Note that by giving the area to be burnt in a negative value when it was generated above we have ensured that the values do not clash with those generated by the cuts which (except potentially when a cut is NA) which will always be positive.

Generating a dynamic TOPMODEL

A Dynamic TOPMODEL suitable for use with the dynatop package can be generated using the create_model method. This uses an existing classification to generate the model. The required model structure is given in the vignettes of dynatop package and is not described here in details.

Since dynatop simulations make use of ordered HRUs to work downslope, a classification which used a distance layer (see earlier section) which represents the ordered downslope sequencing of the pixels is recommended.

Even if a distance layer is not used in the classification one must be given to the create_model method, so the resulting HRUs can be ordered.
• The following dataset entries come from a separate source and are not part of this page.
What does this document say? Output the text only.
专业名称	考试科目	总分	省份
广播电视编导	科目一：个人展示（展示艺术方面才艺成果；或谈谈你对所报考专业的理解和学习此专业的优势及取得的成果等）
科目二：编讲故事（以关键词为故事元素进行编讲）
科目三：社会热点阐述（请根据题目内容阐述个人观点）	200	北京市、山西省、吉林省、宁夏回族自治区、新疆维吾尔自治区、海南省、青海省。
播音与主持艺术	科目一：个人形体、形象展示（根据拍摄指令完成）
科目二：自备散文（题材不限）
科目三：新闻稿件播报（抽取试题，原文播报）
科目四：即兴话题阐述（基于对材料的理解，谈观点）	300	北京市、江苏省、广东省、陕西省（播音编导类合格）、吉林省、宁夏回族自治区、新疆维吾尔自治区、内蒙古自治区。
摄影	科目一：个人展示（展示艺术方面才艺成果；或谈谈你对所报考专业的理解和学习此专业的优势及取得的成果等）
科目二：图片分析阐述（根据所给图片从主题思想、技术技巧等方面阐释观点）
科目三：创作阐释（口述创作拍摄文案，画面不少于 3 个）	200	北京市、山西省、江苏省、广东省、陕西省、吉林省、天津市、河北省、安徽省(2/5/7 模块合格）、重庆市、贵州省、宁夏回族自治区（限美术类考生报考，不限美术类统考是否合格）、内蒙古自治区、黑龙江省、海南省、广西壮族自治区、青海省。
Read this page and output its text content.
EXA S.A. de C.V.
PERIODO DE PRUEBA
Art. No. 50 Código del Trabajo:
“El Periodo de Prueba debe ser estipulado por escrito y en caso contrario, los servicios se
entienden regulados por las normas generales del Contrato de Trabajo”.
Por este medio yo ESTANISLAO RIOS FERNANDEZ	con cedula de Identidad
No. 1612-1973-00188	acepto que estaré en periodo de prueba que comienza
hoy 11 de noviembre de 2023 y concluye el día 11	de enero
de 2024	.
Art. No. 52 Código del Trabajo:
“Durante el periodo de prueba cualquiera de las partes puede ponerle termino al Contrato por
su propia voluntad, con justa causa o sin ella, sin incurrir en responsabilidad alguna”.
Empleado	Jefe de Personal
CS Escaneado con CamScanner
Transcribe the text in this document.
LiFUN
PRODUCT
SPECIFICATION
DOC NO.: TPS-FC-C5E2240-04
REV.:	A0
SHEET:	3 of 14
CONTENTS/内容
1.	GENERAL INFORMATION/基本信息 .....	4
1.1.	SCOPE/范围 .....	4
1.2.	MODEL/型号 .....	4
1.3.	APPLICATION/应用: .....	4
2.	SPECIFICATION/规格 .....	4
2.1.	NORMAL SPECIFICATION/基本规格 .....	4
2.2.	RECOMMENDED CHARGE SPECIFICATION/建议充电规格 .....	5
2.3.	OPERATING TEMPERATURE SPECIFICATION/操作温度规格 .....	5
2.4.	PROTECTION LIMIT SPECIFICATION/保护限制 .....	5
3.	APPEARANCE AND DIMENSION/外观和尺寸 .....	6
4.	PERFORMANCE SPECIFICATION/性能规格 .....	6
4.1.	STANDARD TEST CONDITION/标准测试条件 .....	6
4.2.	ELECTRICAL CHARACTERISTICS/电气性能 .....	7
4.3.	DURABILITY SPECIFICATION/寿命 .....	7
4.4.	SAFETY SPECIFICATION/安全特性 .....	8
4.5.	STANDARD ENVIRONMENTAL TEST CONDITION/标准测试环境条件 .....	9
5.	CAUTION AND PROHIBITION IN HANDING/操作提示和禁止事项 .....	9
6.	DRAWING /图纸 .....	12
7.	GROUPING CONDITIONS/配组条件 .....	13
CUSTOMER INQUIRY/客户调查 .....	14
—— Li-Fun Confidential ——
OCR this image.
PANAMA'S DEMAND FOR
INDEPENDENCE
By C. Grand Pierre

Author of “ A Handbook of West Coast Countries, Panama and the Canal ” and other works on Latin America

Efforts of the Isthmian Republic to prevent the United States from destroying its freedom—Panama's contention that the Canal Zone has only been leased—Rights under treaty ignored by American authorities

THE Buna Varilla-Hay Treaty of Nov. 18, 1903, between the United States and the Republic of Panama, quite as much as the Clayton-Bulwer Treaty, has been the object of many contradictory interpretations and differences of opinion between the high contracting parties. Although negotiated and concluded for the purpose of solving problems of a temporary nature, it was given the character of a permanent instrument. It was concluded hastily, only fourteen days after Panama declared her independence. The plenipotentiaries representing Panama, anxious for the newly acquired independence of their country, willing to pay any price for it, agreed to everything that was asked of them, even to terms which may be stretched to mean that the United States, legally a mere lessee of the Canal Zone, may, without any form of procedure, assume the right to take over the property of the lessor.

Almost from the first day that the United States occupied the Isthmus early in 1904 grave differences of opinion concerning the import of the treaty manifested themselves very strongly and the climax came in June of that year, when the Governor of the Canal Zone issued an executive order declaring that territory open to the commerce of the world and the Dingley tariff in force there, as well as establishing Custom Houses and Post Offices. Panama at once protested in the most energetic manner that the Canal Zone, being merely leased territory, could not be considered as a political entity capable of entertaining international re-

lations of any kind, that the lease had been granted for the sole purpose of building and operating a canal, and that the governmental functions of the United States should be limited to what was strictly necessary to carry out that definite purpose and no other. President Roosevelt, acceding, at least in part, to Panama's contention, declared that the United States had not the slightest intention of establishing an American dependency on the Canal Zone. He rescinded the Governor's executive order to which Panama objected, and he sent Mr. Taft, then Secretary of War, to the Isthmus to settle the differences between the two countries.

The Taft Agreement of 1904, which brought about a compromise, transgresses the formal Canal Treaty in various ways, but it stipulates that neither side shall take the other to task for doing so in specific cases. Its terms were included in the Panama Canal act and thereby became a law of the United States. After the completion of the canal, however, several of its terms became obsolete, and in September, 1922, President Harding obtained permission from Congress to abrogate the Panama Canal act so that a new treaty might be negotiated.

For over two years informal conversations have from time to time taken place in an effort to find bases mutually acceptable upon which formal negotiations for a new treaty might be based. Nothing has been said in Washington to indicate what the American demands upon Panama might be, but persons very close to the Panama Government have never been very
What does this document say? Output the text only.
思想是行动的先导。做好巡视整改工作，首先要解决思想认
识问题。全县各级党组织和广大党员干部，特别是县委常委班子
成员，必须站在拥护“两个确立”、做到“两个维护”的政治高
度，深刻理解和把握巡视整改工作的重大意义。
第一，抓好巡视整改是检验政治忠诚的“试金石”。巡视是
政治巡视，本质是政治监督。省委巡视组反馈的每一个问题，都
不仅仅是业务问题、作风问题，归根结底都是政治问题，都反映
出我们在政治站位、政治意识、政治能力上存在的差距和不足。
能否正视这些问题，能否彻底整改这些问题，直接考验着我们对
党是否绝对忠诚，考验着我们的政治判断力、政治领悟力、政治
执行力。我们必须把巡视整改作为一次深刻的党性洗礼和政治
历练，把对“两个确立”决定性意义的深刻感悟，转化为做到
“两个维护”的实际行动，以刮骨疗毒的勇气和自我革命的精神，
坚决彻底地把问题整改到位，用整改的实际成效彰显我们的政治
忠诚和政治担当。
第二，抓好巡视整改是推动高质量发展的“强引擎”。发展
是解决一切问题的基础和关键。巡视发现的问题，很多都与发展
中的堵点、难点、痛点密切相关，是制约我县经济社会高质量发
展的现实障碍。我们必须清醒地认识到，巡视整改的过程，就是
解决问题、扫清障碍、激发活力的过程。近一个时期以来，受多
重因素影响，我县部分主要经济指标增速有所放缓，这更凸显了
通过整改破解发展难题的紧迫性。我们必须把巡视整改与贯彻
Currently only the ‘band’ distance metric as used below will produce valid model.

For example, in the case of the division of Swindale by topographic index into 21 classes and the bands directly the resulting model can be generated by

ctch$create_model(file.path(demo_dir,"new_model"),"atb_20_band","band")

Looking at the files within the demo_dir folder

list.files(demo_dir,pattern="new_model*")
#> [1] "new_model.rds" "new_model.tif"

shows that an addition raster map of the HRUs has been created in new_model.tif along with a file new_model.rds containing a model suitable for dynatop. The values on the map correspond to the ìd column of the hru table in the dynatop model.